Asteromonas

Scientific classification
- Kingdom: Plantae
- Division: Chlorophyta
- Class: Chlorophyceae
- Order: Chlamydomonadales
- Family: Asteromonadaceae
- Genus: Asteromonas A.Artari
- Type species: Asteromonas gracilis A.Artari
- Species: Asteromonas gracilis; Asteromonas octostriata;

= Asteromonas =

Genus of algae

Asteromonas is a genus of green algae in the family Asteromonadaceae. It has been described from saline, marine, and brackish environments. It is closely related to the genus Dunaliella, another genus common in saline waters.

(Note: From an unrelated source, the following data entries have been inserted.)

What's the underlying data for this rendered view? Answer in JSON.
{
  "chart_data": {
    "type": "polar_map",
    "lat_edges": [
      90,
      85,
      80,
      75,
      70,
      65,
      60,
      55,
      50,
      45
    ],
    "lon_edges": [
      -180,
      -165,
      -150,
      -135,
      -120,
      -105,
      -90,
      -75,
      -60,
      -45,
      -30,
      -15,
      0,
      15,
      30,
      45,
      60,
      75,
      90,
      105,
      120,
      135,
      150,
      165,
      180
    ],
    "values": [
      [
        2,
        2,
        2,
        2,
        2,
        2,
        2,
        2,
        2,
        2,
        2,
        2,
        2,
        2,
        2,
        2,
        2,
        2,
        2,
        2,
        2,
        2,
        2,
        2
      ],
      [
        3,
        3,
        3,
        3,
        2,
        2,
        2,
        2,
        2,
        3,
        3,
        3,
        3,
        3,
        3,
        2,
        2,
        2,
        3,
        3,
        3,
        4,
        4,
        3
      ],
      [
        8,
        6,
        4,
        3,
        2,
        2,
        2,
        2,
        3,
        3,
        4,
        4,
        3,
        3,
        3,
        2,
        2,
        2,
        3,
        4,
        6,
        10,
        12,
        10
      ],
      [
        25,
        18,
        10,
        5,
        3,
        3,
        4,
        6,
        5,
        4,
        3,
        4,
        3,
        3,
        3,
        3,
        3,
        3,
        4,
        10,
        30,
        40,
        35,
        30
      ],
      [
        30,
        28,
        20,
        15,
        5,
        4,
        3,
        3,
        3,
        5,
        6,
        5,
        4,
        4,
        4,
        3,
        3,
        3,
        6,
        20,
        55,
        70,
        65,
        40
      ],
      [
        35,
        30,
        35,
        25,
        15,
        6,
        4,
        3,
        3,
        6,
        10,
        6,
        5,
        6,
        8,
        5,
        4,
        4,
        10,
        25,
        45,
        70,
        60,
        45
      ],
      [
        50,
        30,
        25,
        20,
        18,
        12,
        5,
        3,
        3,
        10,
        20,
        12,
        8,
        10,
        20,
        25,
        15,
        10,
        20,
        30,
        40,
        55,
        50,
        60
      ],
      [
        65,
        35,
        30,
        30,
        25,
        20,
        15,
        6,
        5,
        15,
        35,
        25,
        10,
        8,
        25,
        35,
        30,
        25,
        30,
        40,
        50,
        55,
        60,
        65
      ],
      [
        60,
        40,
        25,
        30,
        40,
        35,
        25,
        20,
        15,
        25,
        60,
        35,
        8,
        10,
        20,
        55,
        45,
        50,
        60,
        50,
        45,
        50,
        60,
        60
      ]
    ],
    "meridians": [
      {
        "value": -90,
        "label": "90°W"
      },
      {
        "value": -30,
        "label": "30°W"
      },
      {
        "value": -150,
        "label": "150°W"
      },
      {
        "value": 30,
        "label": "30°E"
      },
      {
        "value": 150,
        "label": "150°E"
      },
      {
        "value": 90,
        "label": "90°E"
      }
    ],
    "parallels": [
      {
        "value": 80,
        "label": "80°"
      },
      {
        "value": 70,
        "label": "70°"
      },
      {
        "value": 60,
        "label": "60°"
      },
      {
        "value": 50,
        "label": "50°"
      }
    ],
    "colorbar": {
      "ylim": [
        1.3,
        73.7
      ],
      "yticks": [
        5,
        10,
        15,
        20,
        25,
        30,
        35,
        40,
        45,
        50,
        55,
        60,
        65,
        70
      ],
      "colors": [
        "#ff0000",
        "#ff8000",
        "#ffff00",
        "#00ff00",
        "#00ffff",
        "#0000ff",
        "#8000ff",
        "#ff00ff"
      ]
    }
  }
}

Asteromonas is a single-celled, motile organism. Two flagella extend from the anterior end of the cell. The cells are cone-shaped and have four to eight longitudinal projections, or ribs; When viewed from the pole they are therefore shaped like a four- to eight-pointed star. Cells lack cell walls but a periplast is present, made of crystalline glycoprotein. Contractile vacuoles are absent. Cells are uninucleate and have a single chloroplast filling the cell, sometimes with a pyrenoid, and one stigma.

Species of Asteromonas are distinguished from each other by the shape of the cells. The genus Stephanoptera is closely related and sometimes considered synonymous with Asteromonas.

Asteromonas reproduces via both asexual and sexual reproduction. Asexual reproduction occurs by longitudinal division, and sexual reproduction occurs via hologamy, where the gametes are similar in size and shape to the vegetative cells.